Verification / Alternative check:
We can check by approximate reasoning: about 89 percent of the tank is filled in the first 11 minutes, leaving roughly 11 percent. The net rate in phase three is slightly more than 0.01 tank per minute (3/280 ≈ 0.0107). Filling 0.1083 of the tank at this rate requires just over 10 minutes, which matches 91/9 ≈ 10.11 minutes. Adding this to the initial 11 minutes gives about 21.11 minutes overall.

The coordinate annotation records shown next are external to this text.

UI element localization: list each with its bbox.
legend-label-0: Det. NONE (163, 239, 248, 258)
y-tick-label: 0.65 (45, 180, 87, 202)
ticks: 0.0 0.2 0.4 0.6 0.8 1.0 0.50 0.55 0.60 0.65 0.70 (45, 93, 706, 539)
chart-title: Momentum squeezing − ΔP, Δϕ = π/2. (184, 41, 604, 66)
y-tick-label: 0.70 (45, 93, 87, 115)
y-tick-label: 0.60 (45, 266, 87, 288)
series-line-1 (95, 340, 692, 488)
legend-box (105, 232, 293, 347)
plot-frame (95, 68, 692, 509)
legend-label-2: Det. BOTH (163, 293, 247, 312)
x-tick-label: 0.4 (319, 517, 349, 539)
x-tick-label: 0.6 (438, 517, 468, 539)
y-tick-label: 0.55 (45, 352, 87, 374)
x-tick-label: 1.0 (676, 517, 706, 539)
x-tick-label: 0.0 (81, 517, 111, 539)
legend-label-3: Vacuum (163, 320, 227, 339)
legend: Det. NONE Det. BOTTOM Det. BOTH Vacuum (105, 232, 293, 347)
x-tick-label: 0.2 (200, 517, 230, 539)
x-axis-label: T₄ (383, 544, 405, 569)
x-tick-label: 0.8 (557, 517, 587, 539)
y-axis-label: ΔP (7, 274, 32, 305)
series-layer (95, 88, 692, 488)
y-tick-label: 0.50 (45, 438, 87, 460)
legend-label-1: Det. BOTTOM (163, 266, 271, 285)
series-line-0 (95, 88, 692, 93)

Why Other Options Are Wrong:
24.315, 26.166 and 22.154 minutes: These times are all larger than the correct 21.11 minutes and would imply that the tank is more than full in the third phase when combined with the phases one and two calculations.

Common Pitfalls:
The main challenges are keeping track of the different phases and remembering when the leak starts. Some students mistakenly assume the leak acts from the beginning or confuse which taps are open during each interval. Careful phase separation, clear rate computations and consistent fractions are vital to avoid errors.

Final Answer:
The tank becomes completely full after a total of approximately 21.11 minutes from the start.